Langkah konkret yang harus dilakukan oleh penerima informasi/berita
adalah untuk ber-tabayyun (konfirmasi), men-check dan re-check
dahulu asal muasal berita/informasi tersebut kepada orang yang lebih mengetahui
dalam hal terkait, atau jika memungkinkan mengkonfirmasi pihak/instansi yang
tercantum lebih utama. Dalam al-Qur’an telah ditegaskan dalam hal meng-cek kebenaran
suatu informasi/berita:
“Hai orang-orang yang beriman, jika datang kepadamu orang fasik
membawa suatu berita, maka periksalah dengan teliti agar kamu tidak menimpakan
suatu musibah kepada suatu kaum tanpa mengetahui keadaannya yang menyebabkan
kamu menyesal atas perbuatanmu itu.” (QS. Al-Hujurat: 06)
Maka sebelum anda mempercayai suatu berita ataupun menyebarkannya
kepada yang lain, seyogyanya untuk memastikan terlebih dahulu status informasi
tersebut. Suatu berita/informasi tidak jarang di dalamnya memuat prasangka atau
yang sering disebut dengan zhan.
Islam mengajarkan untuk berhati-hati terhadap zhan
(prasangka), karena suatu prasangka ‘membicarakan orang lain’ jika itu benar
berarti ia masuk dalam ghibah, namun jika ternyata itu salah akan masuk
dalam kategori fitnah. Keduanya tidaklah dibenarkan dalam Islam, baik itu ghibah
terlebih fitnah. Dalam bahasa Inggris zhan disebut “pre judice”

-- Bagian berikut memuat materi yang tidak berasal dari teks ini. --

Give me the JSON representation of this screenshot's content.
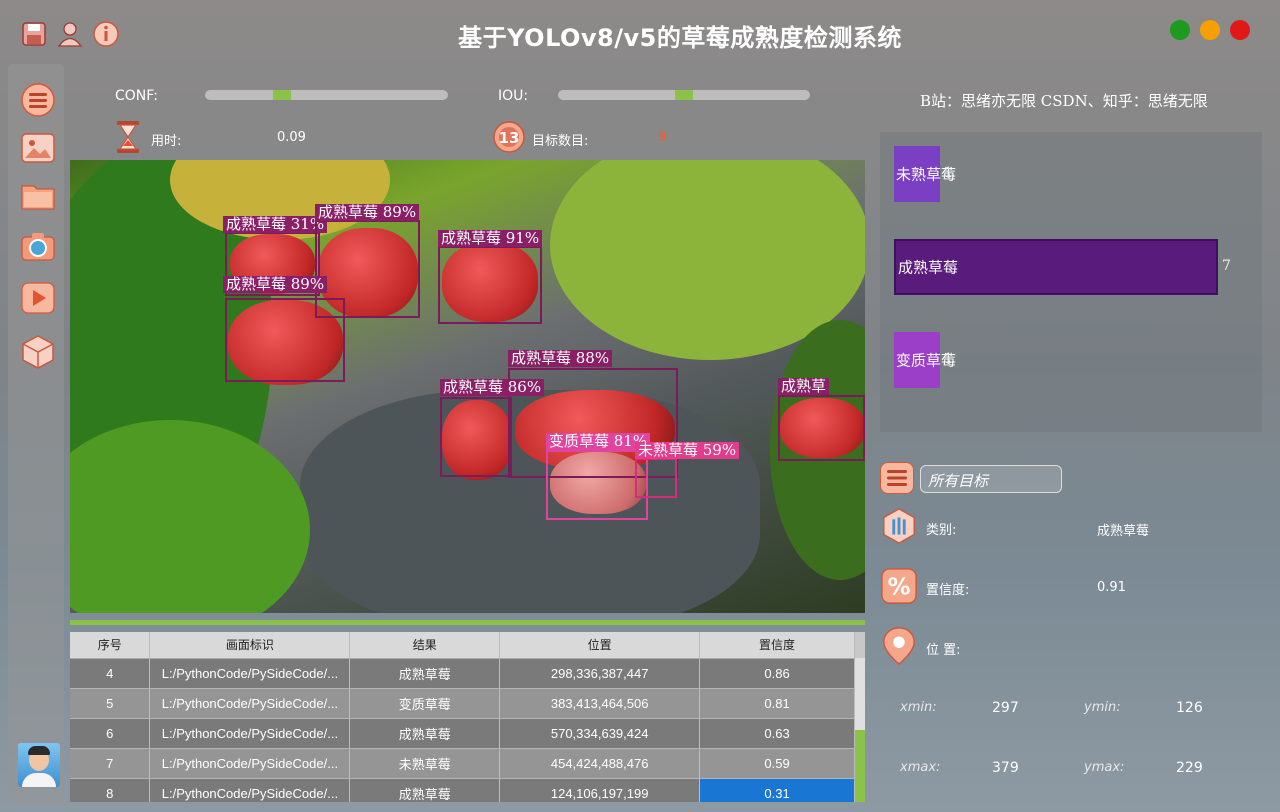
{
  "app": {
    "title": "基于YOLOv8/v5的草莓成熟度检测系统",
    "credit": "B站：思绪亦无限  CSDN、知乎：思绪无限"
  },
  "toolbar": {
    "icons": [
      "save-icon",
      "user-icon",
      "info-icon"
    ]
  },
  "window_controls": {
    "colors": [
      "#1e9a1e",
      "#f5a000",
      "#e01818"
    ]
  },
  "sidebar": {
    "items": [
      "menu-icon",
      "image-icon",
      "folder-icon",
      "camera-icon",
      "video-icon",
      "model-icon"
    ]
  },
  "controls": {
    "conf_label": "CONF:",
    "conf_value": 0.3,
    "iou_label": "IOU:",
    "iou_value": 0.5,
    "time_label": "用时:",
    "time_value": "0.09",
    "count_label": "目标数目:",
    "count_value": "9"
  },
  "detections": [
    {
      "label": "成熟草莓 31%"
    },
    {
      "label": "成熟草莓 89%"
    },
    {
      "label": "成熟草莓 91%"
    },
    {
      "label": "成熟草莓 89%"
    },
    {
      "label": "成熟草莓 88%"
    },
    {
      "label": "成熟草莓 86%"
    },
    {
      "label": "成熟草"
    },
    {
      "label": "变质草莓 81%"
    },
    {
      "label": "未熟草莓 59%"
    }
  ],
  "table": {
    "headers": [
      "序号",
      "画面标识",
      "结果",
      "位置",
      "置信度"
    ],
    "rows": [
      {
        "idx": "4",
        "path": "L:/PythonCode/PySideCode/...",
        "result": "成熟草莓",
        "pos": "298,336,387,447",
        "conf": "0.86"
      },
      {
        "idx": "5",
        "path": "L:/PythonCode/PySideCode/...",
        "result": "变质草莓",
        "pos": "383,413,464,506",
        "conf": "0.81"
      },
      {
        "idx": "6",
        "path": "L:/PythonCode/PySideCode/...",
        "result": "成熟草莓",
        "pos": "570,334,639,424",
        "conf": "0.63"
      },
      {
        "idx": "7",
        "path": "L:/PythonCode/PySideCode/...",
        "result": "未熟草莓",
        "pos": "454,424,488,476",
        "conf": "0.59"
      },
      {
        "idx": "8",
        "path": "L:/PythonCode/PySideCode/...",
        "result": "成熟草莓",
        "pos": "124,106,197,199",
        "conf": "0.31"
      }
    ]
  },
  "chart_data": {
    "type": "bar",
    "orientation": "horizontal",
    "categories": [
      "未熟草莓",
      "成熟草莓",
      "变质草莓"
    ],
    "values": [
      1,
      7,
      1
    ],
    "colors": [
      "#7b3fc4",
      "#5a1c7c",
      "#9b3fc8"
    ]
  },
  "filter": {
    "placeholder": "所有目标"
  },
  "details": {
    "class_label": "类别:",
    "class_value": "成熟草莓",
    "conf_label": "置信度:",
    "conf_value": "0.91",
    "pos_label": "位 置:",
    "xmin_label": "xmin:",
    "xmin": "297",
    "ymin_label": "ymin:",
    "ymin": "126",
    "xmax_label": "xmax:",
    "xmax": "379",
    "ymax_label": "ymax:",
    "ymax": "229"
  }
}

yang berarti menghukumi seseorang/sesuatu sebelum mengetahui secara pasti apa
yang sebenarnya.
b.
Bicara yang baik atau diam
Islam juga mengajarkan kepada umatnya untuk selalu menjaga
lisannya. Tak terlepas kaitannya dengan informasi, seseorang hendaknya
memikirkan beribu-ribu kali sebelum menyebarkan suatu informasi/berita. Dalam
hal ini tidak dapat diartikan secara sempit berita/informasi yang keluar dari
lisan, namun tulisan juga berperan sebagai lisan bahkan gaya tulisan bisa lebih
tajam pengaruhnya bagi para pembaca.
Maka sebagaimana disebutkan di atas, seseorang hendaknya tidak
mudah-mudah men-share/menyebarkan informasi yang ia terima, terlebih
informasi-informasi yang mempunyai karakteristik provokasi. Islam sangat tegas
dalam kaitannya penyebaran informasi, bahkan orang yang begitu mudah
menyebarkan setiap informasi yang ia terima tanpa menelusuri kebenarannya,
cukup dan patut dicurigai sebagai orang yang pendusta.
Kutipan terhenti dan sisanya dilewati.